Petroleum Complex Selling Off

Most of the petroleum complex is selling off Monday morning, reversing course after a strong Friday finish and overnight gains had pushed prices to their highs of the year so far and set the stage for a big move higher. It’s not clear what’s driving the reversal sell-off this morning, but it could simply be that fears over sanctions and a rash of refinery problems had pushed prices too high too fast.

After a week filled with numerous refinery issues – most due to the extreme cold temperatures – a pair of refinery fires Sunday (one in Toledo OH and the other in Delaware City DE, both happen to be PBF plants) gave gasoline prices more reason to continue their run.

March RBOB futures spiked nearly a nickel when trading started Sunday night, marking an 11 cent increase since Friday morning, but have since given back all of their overnight gains. It’s always a challenge determining what type of a market impact unplanned refinery issues will have, but based on the price reaction so far, it doesn’t seem like either of the weekend fires will create long-term disruptions.

There is still a great deal of consternation about Citgo’s outlook in the short & long term. The Treasury issued notes on Friday clarifying the sanction rules for US-based bondholders of Citgo’s debt, and for purchasers of PDVSA crude (of which Citgo is one of the largest). Long story short, US companies can continue buying Venezuelan crude for 3 more months, as long as the funds go into blocked accounts.

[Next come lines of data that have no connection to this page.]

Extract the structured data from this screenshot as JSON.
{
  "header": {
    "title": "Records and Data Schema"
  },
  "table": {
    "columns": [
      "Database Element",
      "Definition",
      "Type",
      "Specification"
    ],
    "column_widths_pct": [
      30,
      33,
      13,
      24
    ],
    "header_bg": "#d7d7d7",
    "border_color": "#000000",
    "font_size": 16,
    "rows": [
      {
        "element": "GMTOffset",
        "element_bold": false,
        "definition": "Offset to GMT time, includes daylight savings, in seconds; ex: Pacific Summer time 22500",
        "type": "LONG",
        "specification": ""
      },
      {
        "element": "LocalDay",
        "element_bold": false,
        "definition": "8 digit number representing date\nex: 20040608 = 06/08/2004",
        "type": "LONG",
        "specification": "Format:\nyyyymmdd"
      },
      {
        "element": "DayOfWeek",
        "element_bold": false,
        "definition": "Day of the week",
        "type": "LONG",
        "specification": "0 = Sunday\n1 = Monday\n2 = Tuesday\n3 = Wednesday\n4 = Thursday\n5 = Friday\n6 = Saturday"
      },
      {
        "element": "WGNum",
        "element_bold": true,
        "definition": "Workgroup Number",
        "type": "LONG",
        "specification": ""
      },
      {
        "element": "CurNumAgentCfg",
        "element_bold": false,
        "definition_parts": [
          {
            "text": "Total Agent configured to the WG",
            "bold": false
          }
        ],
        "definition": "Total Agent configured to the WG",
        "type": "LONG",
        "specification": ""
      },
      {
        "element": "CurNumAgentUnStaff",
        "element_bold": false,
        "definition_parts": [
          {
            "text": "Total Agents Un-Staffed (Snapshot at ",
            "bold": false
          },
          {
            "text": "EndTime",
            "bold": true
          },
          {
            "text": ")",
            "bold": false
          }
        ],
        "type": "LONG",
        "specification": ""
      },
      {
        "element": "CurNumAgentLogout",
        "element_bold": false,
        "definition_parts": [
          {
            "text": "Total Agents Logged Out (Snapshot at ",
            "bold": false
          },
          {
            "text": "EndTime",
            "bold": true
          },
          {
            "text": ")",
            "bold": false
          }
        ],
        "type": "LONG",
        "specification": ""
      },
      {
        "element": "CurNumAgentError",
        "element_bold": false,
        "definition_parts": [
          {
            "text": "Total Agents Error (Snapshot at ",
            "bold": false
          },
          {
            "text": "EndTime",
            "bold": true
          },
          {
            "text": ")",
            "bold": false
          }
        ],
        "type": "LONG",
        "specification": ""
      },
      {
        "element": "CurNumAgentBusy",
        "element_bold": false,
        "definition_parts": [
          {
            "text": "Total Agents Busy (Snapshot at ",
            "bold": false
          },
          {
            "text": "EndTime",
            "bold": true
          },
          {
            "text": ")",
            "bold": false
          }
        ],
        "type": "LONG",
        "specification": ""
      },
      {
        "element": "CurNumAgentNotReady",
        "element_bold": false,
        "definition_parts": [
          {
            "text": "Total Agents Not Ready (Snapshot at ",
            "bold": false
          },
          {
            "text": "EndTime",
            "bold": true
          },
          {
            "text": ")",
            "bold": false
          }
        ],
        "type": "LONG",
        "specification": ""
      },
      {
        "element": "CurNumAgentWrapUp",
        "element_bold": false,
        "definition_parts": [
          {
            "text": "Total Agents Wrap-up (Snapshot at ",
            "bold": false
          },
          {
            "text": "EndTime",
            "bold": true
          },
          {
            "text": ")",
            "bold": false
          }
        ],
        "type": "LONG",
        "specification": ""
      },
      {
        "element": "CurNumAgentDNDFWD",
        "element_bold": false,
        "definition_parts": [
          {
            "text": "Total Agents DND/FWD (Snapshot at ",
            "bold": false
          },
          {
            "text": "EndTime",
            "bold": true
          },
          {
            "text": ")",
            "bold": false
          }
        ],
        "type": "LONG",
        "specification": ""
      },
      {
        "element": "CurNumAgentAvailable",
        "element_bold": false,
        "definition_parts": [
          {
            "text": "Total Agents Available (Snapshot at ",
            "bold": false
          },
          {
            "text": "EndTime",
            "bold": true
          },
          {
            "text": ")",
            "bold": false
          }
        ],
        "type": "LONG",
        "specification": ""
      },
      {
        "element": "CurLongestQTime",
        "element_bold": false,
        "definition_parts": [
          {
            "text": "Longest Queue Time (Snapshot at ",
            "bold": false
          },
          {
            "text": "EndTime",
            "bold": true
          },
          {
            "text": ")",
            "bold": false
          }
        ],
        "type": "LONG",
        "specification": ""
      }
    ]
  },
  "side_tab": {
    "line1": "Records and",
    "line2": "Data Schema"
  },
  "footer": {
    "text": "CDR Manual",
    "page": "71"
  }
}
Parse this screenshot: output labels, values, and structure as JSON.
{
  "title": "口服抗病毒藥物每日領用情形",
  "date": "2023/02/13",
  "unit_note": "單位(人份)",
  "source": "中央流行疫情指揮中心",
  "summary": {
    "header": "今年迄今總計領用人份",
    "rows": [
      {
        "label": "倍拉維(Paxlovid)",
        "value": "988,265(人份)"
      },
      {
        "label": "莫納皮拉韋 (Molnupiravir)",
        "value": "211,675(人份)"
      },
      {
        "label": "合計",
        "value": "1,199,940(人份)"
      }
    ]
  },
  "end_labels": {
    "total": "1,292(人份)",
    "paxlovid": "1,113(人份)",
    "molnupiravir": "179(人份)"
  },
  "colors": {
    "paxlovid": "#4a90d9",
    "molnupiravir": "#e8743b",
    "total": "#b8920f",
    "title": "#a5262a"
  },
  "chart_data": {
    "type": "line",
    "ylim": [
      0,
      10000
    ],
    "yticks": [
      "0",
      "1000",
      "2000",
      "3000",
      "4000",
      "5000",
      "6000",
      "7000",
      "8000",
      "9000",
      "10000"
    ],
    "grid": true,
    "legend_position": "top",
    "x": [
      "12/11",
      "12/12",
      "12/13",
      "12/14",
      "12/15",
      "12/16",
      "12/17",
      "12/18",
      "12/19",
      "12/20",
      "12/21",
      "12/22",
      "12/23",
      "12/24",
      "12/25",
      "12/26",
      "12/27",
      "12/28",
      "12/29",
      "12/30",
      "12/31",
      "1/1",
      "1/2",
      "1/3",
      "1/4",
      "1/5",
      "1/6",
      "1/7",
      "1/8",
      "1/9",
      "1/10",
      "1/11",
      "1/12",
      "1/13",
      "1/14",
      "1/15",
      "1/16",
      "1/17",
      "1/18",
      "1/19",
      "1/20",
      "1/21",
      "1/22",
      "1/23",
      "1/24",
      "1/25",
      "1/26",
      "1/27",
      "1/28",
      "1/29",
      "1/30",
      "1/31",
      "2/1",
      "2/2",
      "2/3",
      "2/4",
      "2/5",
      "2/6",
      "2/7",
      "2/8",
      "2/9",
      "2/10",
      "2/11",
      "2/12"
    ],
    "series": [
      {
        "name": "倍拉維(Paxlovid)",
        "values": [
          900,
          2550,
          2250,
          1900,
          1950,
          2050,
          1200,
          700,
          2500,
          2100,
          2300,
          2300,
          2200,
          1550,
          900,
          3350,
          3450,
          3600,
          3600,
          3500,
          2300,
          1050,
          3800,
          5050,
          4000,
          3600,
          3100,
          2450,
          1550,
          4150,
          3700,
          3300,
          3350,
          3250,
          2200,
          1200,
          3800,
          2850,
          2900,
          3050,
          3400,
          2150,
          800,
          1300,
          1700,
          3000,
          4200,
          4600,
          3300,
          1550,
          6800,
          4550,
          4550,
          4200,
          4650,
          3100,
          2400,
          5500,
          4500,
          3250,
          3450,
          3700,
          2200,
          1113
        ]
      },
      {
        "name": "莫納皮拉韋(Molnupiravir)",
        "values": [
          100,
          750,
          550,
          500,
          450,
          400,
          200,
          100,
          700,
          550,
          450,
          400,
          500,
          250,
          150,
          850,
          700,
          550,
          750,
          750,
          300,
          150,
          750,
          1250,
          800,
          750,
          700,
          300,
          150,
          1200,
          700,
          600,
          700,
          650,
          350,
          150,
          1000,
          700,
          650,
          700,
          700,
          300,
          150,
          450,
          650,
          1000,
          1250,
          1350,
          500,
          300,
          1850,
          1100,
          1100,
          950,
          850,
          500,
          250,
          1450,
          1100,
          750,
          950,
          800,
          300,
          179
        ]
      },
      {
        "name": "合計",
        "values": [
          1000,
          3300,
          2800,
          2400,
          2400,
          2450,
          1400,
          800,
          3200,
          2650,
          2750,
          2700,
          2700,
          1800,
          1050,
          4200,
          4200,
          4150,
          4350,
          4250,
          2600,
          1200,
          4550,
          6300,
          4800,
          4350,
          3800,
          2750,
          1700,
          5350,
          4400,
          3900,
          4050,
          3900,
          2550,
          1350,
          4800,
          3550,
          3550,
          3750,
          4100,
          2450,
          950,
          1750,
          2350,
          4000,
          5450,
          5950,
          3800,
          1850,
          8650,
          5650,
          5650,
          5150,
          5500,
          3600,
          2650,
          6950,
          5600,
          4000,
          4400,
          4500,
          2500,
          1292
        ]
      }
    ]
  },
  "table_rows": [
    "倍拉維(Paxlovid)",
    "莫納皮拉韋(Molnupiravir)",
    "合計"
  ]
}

Citgo meanwhile is denying claims that it’s considering bankruptcy in order to continue operating in the US, and by some accounts may soon find itself flush with cash since the funds it generates in the US are not able to be repatriated to Venezuela.

The CFTC announced last week that it would publish 2 Commitments of Traders reports each week to catch up from the time missed during the government shutdown. So, last Friday’s COT report showed data from the week of Christmas and we won’t get current reports for another few weeks. The ICE COT reports continue to be published however, and speculators continue to return to the oil market with net length held by money managers increasing for a 4th straight week.

Baker Hughes reported a decline of 15 oil rigs last week, bringing the US total rig count to its lowest level since last May. Texas and Oklahoma accounted for about half of the decline nationwide.